Back to Bali – 25 April 2026 | Rangkaian video yang beredar di media sosial akhir pekan lalu menimbulkan kegemparan publik setelah memperlihatkan sebuah pesawat tempur F-22 Raptor milik Amerika Serikat tampak melintasi wilayah udara Nusantara tanpa izin resmi. Pada klip tersebut, F-22 terlihat melakukan manuver cepat di atas wilayah perbatasan timur Indonesia, sementara satu unit F-16 Fighting Falcon buatan Belanda yang tergabung dalam satuan tempur TNI‑AU meluncur menurunkan posisi untuk melakukan intersepsi.
Menurut pihak militer Indonesia, tim intelijen penerbangan telah mengidentifikasi pesawat asing tersebut melalui sistem radar C‑band yang terintegrasi dengan jaringan pertahanan udara nasional. Data teknis yang dipublikasikan menunjukkan bahwa pesawat yang terdeteksi berkecepatan Mach 1,7 dan berada pada ketinggian sekitar 15.000 kaki, ciri khas F-22 yang dilengkapi dengan siluman radar cross‑section. Setelah terdeteksi, pilot F-16 melakukan prosedur “scramble” dan mengarahkan pesawat ke posisi yang lebih rendah untuk menegaskan kehadiran Indonesia di wilayah udara kedaulatan.
Insiden ini menimbulkan perdebatan hangat di kalangan pengamat pertahanan dan politik. Sebagian pihak menilai langkah intersepsi merupakan tindakan yang wajar dalam rangka menegakkan kedaulatan, sementara yang lain mengkhawatirkan potensi eskalasi militer dengan negara sekutu strategis. Pemerintah Indonesia belum mengeluarkan pernyataan resmi mengenai izin terbang F-22, namun Kementerian Pertahanan (Kemenhan) dijadwalkan mengadakan pertemuan internal dengan komandan TNI‑AU untuk mengevaluasi prosedur responsif dan menyiapkan langkah diplomatik selanjutnya.

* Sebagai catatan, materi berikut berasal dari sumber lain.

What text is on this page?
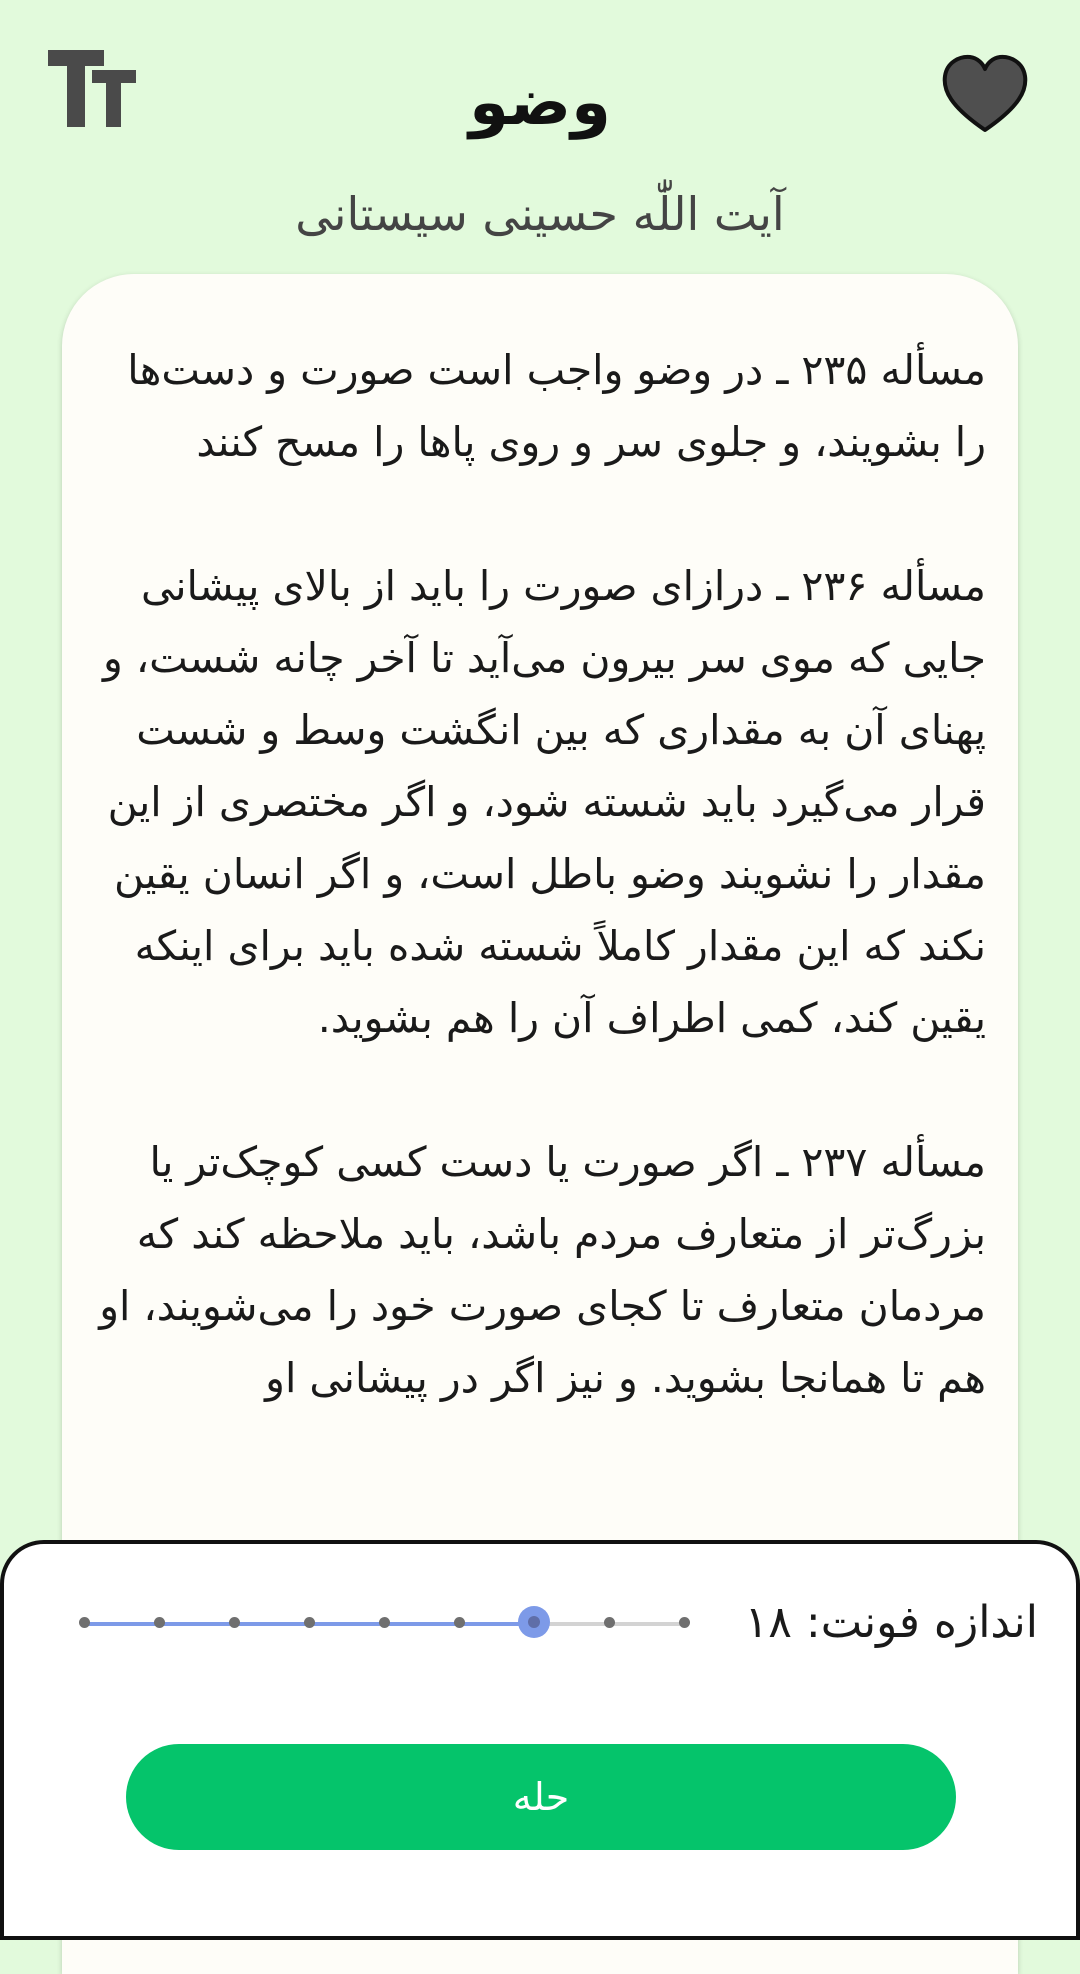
وضو
آیت اللّٰه حسینی سیستانی

مسأله ۲۳۵ ـ در وضو واجب است صورت و دست‌ها را بشویند، و جلوی سر و روی پاها را مسح کنند

مسأله ۲۳۶ ـ درازای صورت را باید از بالای پیشانی جایی که موی سر بیرون می‌آید تا آخر چانه شست، و پهنای آن به مقداری که بین انگشت وسط و شست قرار می‌گیرد باید شسته شود، و اگر مختصری از این مقدار را نشویند وضو باطل است، و اگر انسان یقین نکند که این مقدار کاملاً شسته شده باید برای اینکه یقین کند، کمی اطراف آن را هم بشوید.

مسأله ۲۳۷ ـ اگر صورت یا دست کسی کوچک‌تر یا بزرگ‌تر از متعارف مردم باشد، باید ملاحظه کند که مردمان متعارف تا کجای صورت خود را می‌شویند، او هم تا همانجا بشوید. و نیز اگر در پیشانی او

اندازه فونت: ۱۸
حله
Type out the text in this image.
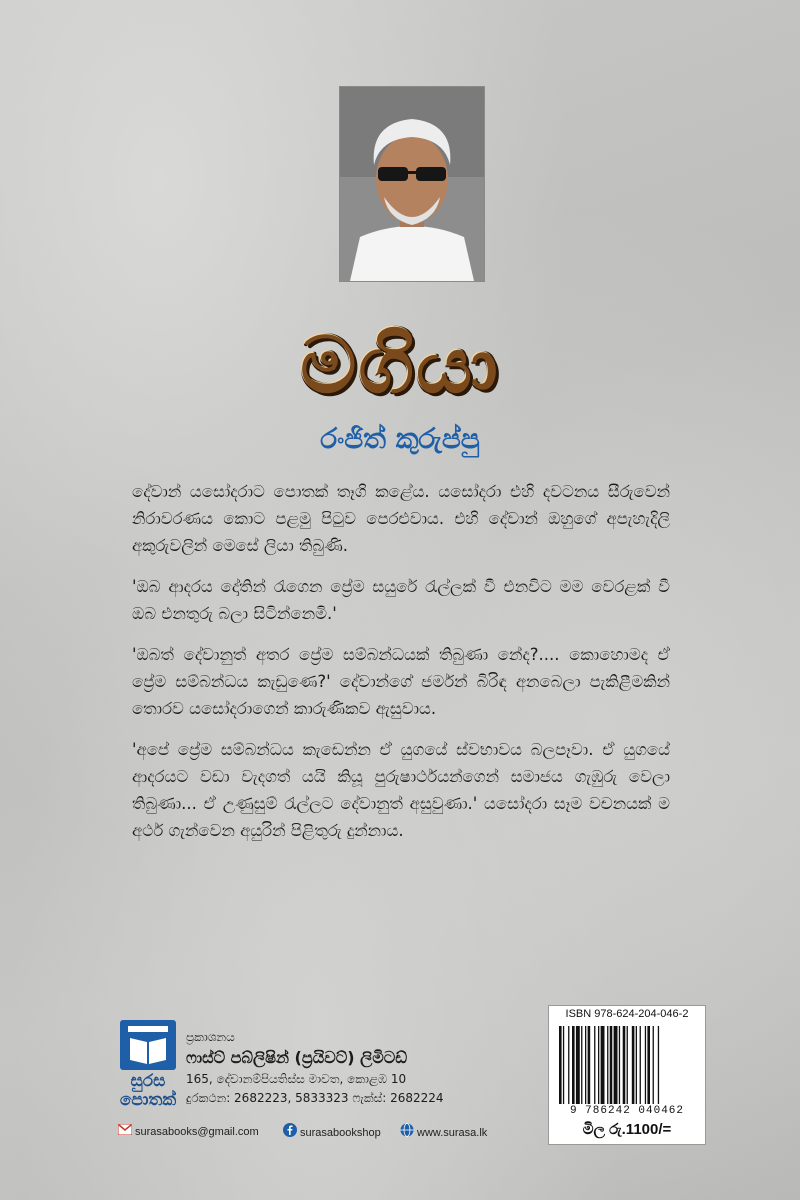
මගියා
රංජිත් කුරුප්පු

දේවාන් යසෝදරාට පොතක් තෑගි කළේය. යසෝදරා එහි දවටනය සීරුවෙන් නිරාවරණය කොට පළමු පිටුව පෙරළුවාය. එහි දේවාන් ඔහුගේ අපැහැදිලි අකුරුවලින් මෙසේ ලියා තිබුණි.

'ඔබ ආදරය දෝතින් රැගෙන ප්‍රේම සයුරේ රැල්ලක් වී එනවිට මම වෙරළක් වී ඔබ එනතුරු බලා සිටින්නෙමි.'

'ඔබත් දේවානුත් අතර ප්‍රේම සම්බන්ධයක් තිබුණා නේද?.... කොහොමද ඒ ප්‍රේම සම්බන්ධය කැඩුණෙ?' දේවාන්ගේ ජර්මන් බිරිඳ අනබෙලා පැකිළීමකින් තොරව යසෝදරාගෙන් කාරුණිකව ඇසුවාය.

'අපේ ප්‍රේම සම්බන්ධය කැඩෙන්න ඒ යුගයේ ස්වභාවය බලපෑවා. ඒ යුගයේ ආදරයට වඩා වැදගත් යයි කියූ පුරුෂාර්ථයන්ගෙන් සමාජය ගැඹුරු වෙලා තිබුණා... ඒ උණුසුම් රැල්ලට දේවානුත් අසුවුණා.' යසෝදරා සෑම වචනයක් ම අර්ථ ගැන්වෙන අයුරින් පිළිතුරු දුන්නාය.

සුරස
පොතක්
ප්‍රකාශනය
ෆාස්ට් පබ්ලිෂින් (ප්‍රයිවට්) ලිමිටඩ්
165, දේවානම්පියතිස්ස මාවත, කොළඹ 10
දුරකථන: 2682223, 5833323 ෆැක්ස්: 2682224
surasabooks@gmail.com	surasabookshop	www.surasa.lk
ISBN 978-624-204-046-2
9 786242 040462
මිල රු.1100/=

Dalam perkembangan terbaru, Komisi IX DPR RI yang membidangi pertahanan dan keamanan mengumumkan agenda rapat mendesak untuk membahas polemik ruang udara RI yang dipakai oleh militer Amerika Serikat. Anggota DPR menuntut transparansi penuh serta klarifikasi dari Kementerian Luar Negeri dan Kemenhan mengenai status perjanjian penerbangan militer antara kedua negara. Rapat tersebut diperkirakan akan membahas implikasi hukum internasional, termasuk konvensi Chicago 1944 dan perjanjian bilateral yang mengatur operasi militer di wilayah udara masing‑masing.
Para pakar hukum internasional menegaskan bahwa setiap pesawat militer yang memasuki wilayah kedaulatan suatu negara tanpa izin dapat dianggap melanggar prinsip non‑intervensi, kecuali terdapat kesepakatan atau koordinasi sebelumnya. Namun, mereka juga mencatat bahwa dalam praktik keamanan regional, sering kali terjadi koordinasi tacit antara negara‑negara sekutu untuk operasi latihan atau patroli. Ketiadaan bukti dokumentasi resmi mengenai izin terbang F‑22 menambah kompleksitas isu ini, sehingga menuntut klarifikasi diplomatik yang jelas.
Menjelang akhir pekan, Kemenhan menyiapkan pernyataan resmi yang menegaskan komitmen Indonesia dalam mempertahankan kedaulatan ruang udara serta menegaskan prosedur intersepsi yang sesuai dengan doktrin pertahanan nasional. Sementara itu, pihak militer Amerika Serikat belum mengeluarkan komentar resmi, meski beberapa analis menilai video tersebut mungkin merupakan rekaman latihan rutin atau misi pengawasan intelijen. Kesimpulannya, insiden F‑22 yang terekam ini membuka kembali dialog strategis antara Indonesia dan Amerika Serikat mengenai batasan operasional militer, serta menegaskan pentingnya mekanisme koordinasi yang transparan untuk mencegah ketegangan di masa depan.